Do you have a favorite gadget? If so, what it is, and why do you like it?

I love technology. My favorite gadget, which has come in extremely handy, is an iPhone app, TurboScan. This app allows you to scan in a document by taking a picture of it, e.g., original exhibits the attorney wants to retain, and sends a PDF of the document to your email. Handy, handy, handy.

What are you most proud of in your career? Can you tell us what that experience was like?

I am most proud of being a CART provider and developing a remote CART program. CART squeezes my heart bigtime. Four years ago I got a call from the University of Kentucky to provide CART for a student coming on board as a freshman. I jumped at the opportunity, although I had lots of fears, including where to park on campus. In a sea of undergraduate students, I found the student I was captioning for and captioned a class in an auditorium-seated room with cables from my steno machine to my computer to, ultimately, Alex’s computer. At the end of class, Alex came to me and said, “Thank you so much. I had no idea how much I wasn’t hearing. This helps me so much.”

Realizing that a freshman in college does not need me plugging cables into his computer every day, I spent endless hours with an IT professional to develop a remote CART program. Within a month, Alex was without cables, although I was still in the classroom. By the end of three months, there was no captioner in the room and we were providing CART with no cables.
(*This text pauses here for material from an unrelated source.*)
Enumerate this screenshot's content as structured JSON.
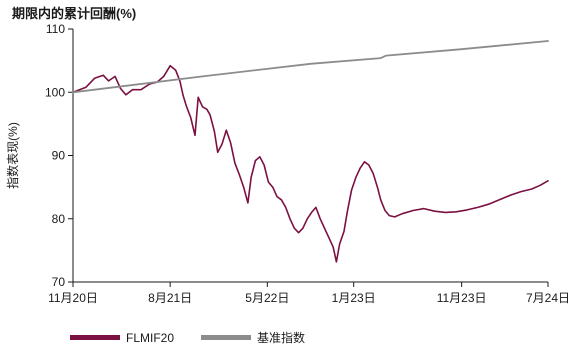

Our remote captioning program today is seamless and amazing. I have captioned conferences taking place in Puerto Rico from my home in Lexington. In this instance, my audio feed included the “client” showing others at the conference how he could “hear.” When he cried, so did I. Last semester we had eight students receiving captions from captioners all across the United States. The experience cannot be put in words. CART squeezes your heart, period.